If the Treasury were to pay only those bills for which it has income for the month of August, that could include interest on Treasury securities ($29 billion), Social Security benefits ($42.2 billion), Medicare and Medicaid ($50 billion), Defense vendor payments ($31.7 billion), and unemployment insurance benefits ($12.8 billion), according to the Bipartisan Policy Center. That leaves unpaid some $136 billion in bills, including $14.2 billion for federal salaries and benefits and $2.9 billion for military active duty pay.
“The debt limit has been offstage for years and suddenly it’s the main character, so people need to see what it really is,” adds Mr. Powell.
Senate majority leader Harry Reid (D) of Nevada had planned to use floor time this week to move a resolution on support for the US role in Libya, but many Republicans insisted that floor time this week be spent on the debt crisis.
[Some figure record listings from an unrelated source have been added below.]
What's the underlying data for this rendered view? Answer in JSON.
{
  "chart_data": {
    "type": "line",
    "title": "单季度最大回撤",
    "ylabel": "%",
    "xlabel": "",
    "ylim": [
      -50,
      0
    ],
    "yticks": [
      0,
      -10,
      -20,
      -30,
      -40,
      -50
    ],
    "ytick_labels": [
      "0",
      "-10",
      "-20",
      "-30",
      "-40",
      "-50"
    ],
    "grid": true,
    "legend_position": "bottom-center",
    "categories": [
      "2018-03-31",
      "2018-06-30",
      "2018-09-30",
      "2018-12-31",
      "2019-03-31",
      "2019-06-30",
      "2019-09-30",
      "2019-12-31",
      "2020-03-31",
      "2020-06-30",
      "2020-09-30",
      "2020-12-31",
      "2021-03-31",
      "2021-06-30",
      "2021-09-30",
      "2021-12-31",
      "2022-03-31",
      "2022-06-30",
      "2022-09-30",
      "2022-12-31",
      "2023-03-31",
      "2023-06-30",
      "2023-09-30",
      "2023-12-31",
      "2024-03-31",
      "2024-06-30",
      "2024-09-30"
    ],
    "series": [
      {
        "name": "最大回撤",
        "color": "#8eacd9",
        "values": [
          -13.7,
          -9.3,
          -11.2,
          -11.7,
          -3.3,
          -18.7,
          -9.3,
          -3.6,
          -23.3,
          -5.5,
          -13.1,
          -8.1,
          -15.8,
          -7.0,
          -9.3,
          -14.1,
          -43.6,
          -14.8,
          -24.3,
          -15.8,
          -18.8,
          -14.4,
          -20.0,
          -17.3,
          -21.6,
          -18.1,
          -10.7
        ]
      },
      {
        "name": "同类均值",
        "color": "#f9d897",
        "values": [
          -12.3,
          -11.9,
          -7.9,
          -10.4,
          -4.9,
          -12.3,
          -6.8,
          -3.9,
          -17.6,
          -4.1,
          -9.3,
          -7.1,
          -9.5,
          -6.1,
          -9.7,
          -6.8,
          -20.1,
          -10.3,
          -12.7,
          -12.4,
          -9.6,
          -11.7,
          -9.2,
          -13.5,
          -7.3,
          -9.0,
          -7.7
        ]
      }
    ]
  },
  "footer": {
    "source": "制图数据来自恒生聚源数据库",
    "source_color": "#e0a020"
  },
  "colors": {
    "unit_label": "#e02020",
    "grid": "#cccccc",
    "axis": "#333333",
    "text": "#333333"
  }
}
“We are not going to talk about anything until we resolve this,” said Sen. Rand Paul (R) of Kentucky in a floor speech on Tuesday. Senate Republicans are calling for significant cuts in federal spending, statutory caps, and a balanced budget amendment. “If we have these, we will vote to raise the debt ceiling.”
Sen. Kent Conrad (D) of North Dakota, chair of the Senate Budget Committee, will unveil a budgetary roadmap to the Democratic caucus on Wednesday. Sen. Jeff Sessions (R) of Alabama, the top Republican on the Senate budget panel, plans to introduce a measure requiring that senators have at least seven days to study a final deal on the debt limit before having to vote on it.